Tropes used in Star Trek: Phase II include:
  • All Just a Dream ...Or Was It a Dream?: The episode "To Serve All My Days", in which Chekhov is afflicted with Rapid Aging to the point where he may have died, has a final scene at the end of the closing credits that may suggest that most of the whole episode was just a dream he had.
  • Book Ends: The beginning and ending parts of "World Enough And Time".
  • Bury Your Gays: Unfortunately, in "Blood and Fire". Kirk's redshirt nephew Peter is deeply in love with medical tech Alex Freeman, and the two plan to marry. (Everyone charmingly takes this for granted.) Alex ends up the last person alive on a doomed research ship, killing himself seconds before the Regulan bloodworms get to him. This was probably supposed to be reminiscent of Robert Tomlinson and Angela Martine in the TOS episode "Balance of Terror".
  • Downer Ending: "To Serve All My Days", which turns out to be just a dream.
  • Literary Allusion Title: "World Enough And Time"
  • Lower Deck Episode: The vignette "Center Seat" features Lt. Sulu and Lt. DeSalle. (In the original series, DeSalle appeared in three episodes - "Catspaw", "The Squire of Gothos" and "This Side of Paradise". )
  • Rapid Aging: Chekhov in "To Serve All My Days", with the older version played by the character's original actor Walter Koenig.
  • Special Guest: Walter Koenig as an older Chekhov in "To Serve All My Days", George Takei as an older Hikaru Sulu in "World Enough And Time", Grace Lee Whitney as Janice Rand, Denise Crosby as Dr.
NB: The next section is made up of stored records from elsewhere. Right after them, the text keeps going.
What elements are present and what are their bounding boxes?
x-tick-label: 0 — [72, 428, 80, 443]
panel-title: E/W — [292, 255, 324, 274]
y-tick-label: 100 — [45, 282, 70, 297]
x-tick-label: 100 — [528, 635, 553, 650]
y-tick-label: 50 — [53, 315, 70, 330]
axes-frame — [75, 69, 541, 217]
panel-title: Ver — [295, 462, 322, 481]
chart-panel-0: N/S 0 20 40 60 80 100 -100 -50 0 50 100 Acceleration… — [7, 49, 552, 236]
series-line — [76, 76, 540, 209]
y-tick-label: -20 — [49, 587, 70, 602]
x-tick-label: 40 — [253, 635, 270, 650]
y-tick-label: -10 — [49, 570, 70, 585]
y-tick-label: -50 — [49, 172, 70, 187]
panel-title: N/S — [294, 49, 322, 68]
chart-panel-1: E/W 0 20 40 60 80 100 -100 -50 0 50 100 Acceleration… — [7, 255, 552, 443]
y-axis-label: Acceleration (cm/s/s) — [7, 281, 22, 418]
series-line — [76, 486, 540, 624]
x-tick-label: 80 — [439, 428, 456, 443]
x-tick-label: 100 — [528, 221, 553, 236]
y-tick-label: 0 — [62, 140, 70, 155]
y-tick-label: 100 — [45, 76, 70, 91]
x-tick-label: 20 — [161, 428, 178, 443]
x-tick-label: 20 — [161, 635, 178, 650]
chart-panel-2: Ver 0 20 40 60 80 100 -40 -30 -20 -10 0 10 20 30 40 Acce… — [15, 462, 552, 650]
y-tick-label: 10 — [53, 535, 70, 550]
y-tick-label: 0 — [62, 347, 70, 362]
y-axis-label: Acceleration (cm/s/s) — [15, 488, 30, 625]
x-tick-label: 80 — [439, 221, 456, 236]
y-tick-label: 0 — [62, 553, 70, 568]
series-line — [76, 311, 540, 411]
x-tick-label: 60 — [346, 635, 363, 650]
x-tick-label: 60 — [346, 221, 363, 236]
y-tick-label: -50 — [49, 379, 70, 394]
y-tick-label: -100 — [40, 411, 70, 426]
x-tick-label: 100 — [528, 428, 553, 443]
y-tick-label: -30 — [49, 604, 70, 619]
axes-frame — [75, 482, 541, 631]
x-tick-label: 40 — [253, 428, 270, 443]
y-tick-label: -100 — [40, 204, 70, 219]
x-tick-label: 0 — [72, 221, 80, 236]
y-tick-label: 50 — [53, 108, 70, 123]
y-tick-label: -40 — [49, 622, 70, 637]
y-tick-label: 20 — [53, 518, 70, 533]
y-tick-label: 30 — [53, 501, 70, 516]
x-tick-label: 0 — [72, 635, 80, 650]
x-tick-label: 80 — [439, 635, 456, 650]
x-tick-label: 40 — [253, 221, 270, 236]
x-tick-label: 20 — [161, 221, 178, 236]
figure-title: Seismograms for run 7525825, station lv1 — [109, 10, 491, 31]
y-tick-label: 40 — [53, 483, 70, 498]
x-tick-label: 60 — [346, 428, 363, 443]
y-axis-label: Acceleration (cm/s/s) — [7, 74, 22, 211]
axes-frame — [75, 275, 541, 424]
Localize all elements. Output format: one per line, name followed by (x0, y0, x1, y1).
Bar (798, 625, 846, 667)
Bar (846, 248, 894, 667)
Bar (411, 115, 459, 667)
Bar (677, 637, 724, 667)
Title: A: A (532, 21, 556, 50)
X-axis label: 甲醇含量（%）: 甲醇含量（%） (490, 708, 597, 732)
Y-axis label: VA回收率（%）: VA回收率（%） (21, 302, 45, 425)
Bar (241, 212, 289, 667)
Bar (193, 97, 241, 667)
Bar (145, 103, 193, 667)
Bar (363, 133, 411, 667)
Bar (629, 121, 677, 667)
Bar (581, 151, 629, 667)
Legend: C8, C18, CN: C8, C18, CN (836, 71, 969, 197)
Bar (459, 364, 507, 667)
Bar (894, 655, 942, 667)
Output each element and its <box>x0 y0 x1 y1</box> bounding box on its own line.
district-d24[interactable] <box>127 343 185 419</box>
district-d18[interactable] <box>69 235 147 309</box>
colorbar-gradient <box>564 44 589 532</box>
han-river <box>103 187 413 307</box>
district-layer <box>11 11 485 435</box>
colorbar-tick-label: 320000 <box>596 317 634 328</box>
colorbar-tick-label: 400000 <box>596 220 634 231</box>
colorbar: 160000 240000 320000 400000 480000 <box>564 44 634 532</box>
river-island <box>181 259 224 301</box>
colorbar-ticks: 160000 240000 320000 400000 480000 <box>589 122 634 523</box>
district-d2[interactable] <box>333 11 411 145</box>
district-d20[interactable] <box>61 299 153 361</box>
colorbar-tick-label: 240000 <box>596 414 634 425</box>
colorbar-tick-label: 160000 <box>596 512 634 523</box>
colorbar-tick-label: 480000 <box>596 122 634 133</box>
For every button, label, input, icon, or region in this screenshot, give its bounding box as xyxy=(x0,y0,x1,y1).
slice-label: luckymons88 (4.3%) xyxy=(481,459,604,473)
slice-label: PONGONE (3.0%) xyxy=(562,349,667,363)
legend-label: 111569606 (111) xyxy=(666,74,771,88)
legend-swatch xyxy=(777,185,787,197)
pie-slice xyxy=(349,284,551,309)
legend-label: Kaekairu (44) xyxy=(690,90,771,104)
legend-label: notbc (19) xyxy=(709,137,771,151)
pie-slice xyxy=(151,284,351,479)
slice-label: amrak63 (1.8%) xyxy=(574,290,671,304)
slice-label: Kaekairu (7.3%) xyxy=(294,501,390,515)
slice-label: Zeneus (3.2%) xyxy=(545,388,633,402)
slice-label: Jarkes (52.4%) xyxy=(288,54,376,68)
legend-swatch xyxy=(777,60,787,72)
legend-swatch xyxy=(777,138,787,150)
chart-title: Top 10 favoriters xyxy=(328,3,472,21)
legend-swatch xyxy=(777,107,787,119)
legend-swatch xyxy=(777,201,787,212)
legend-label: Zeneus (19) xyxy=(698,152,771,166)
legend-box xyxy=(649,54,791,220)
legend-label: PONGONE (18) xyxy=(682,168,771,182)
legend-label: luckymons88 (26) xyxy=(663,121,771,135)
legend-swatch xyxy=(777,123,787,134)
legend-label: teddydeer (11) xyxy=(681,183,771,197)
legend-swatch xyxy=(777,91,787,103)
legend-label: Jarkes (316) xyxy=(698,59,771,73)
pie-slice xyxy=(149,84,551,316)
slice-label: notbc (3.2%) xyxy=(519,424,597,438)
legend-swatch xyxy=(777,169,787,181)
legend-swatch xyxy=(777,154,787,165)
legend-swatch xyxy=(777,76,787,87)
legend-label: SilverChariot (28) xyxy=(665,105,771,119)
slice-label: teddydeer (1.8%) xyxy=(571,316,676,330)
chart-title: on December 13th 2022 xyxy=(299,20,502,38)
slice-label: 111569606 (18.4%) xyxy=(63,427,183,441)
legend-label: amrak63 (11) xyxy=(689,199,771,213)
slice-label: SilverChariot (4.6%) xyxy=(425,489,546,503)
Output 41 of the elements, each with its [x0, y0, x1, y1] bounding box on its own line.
Jenna Yar.
  • The Stinger: The last scene at the end of the credits for the episode "To Serve All My Days".
  • Trapped in the Past: In "In Harm's Way", Kirk, Spock and McCoy learn that Commodore Decker survived his suicide run against the Doomsday Weapon, only to be sent back to the 1990s. He spent the last years of his life at the beginning of the 21st century, and left a farewell video tape for Kirk. William Windom, the actor who played Decker originally, reprised his role for this episode.
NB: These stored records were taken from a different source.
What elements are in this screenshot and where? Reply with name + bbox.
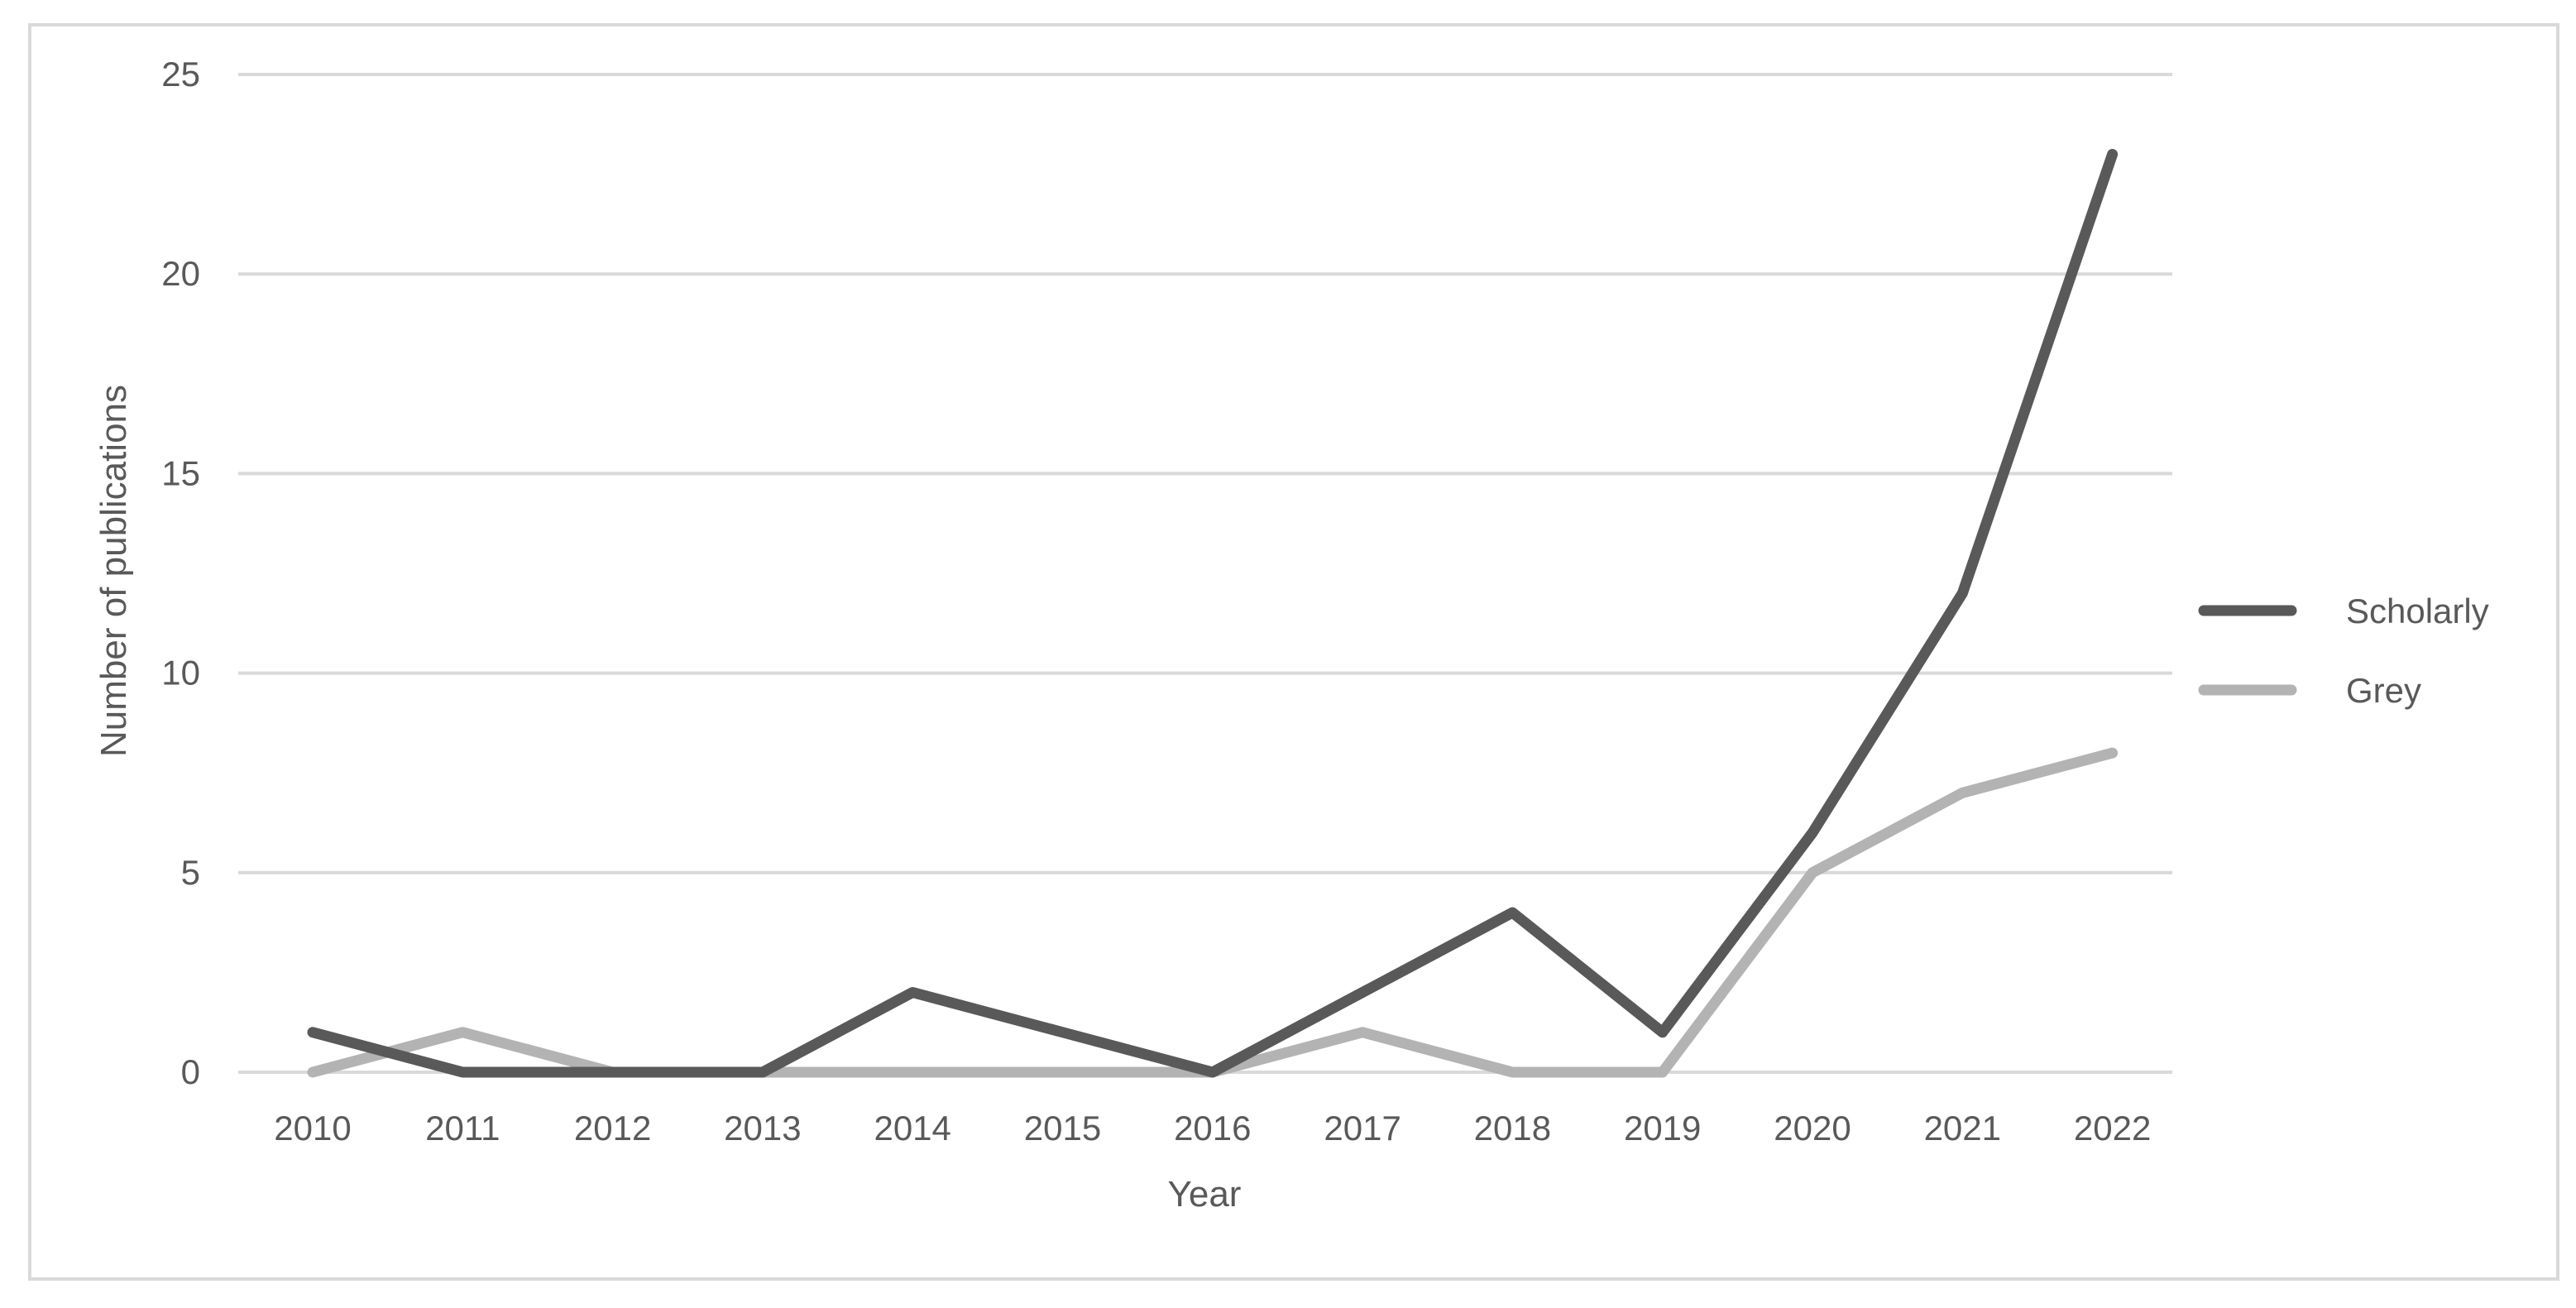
y-axis-ticks: 0 5 10 15 20 25 [161,55,200,1091]
x-tick-label: 2015 [1024,1109,1101,1147]
y-tick-label: 25 [161,55,200,93]
x-tick-label: 2020 [1774,1109,1851,1147]
series-line-scholarly [307,148,2119,1078]
series-lines [307,148,2119,1078]
x-axis-ticks: 2010 2011 2012 2013 2014 2015 2016 2017 2018 2019… [274,1109,2151,1147]
x-tick-label: 2018 [1474,1109,1551,1147]
series-line-grey [307,747,2119,1078]
legend: Scholarly Grey [2198,592,2489,710]
y-tick-label: 10 [161,654,200,692]
x-tick-label: 2016 [1174,1109,1251,1147]
x-tick-label: 2014 [874,1109,950,1147]
x-tick-label: 2010 [274,1109,351,1147]
x-tick-label: 2011 [425,1109,500,1147]
legend-label-grey: Grey [2346,671,2421,710]
x-axis-title: Year [1168,1174,1242,1215]
y-tick-label: 15 [161,453,200,492]
y-tick-label: 0 [181,1052,200,1091]
x-tick-label: 2013 [724,1109,801,1147]
y-axis-title: Number of publications [93,385,134,757]
x-tick-label: 2019 [1624,1109,1701,1147]
y-tick-label: 5 [181,853,200,892]
x-tick-label: 2021 [1924,1109,2001,1147]
legend-label-scholarly: Scholarly [2346,592,2489,630]
x-tick-label: 2022 [2074,1109,2151,1147]
x-tick-label: 2017 [1324,1109,1401,1147]
x-tick-label: 2012 [574,1109,651,1147]
y-tick-label: 20 [161,254,200,293]
gridlines [238,73,2172,1074]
  • Year Inside, Hour Outside: "World Enough And Time" has Sulu and a Red Shirt specialist transported to another dimension while the Enterprise was trying to beam them out of the Romulan ship inside a multidimensional spatial anomaly that they are trapped in. Sulu and the specialist apparently spent years inside that dimension during which he had fathered a daughter through her, which explains why he appears on the Enterprise as an older man (played by the character's original actor George Takei).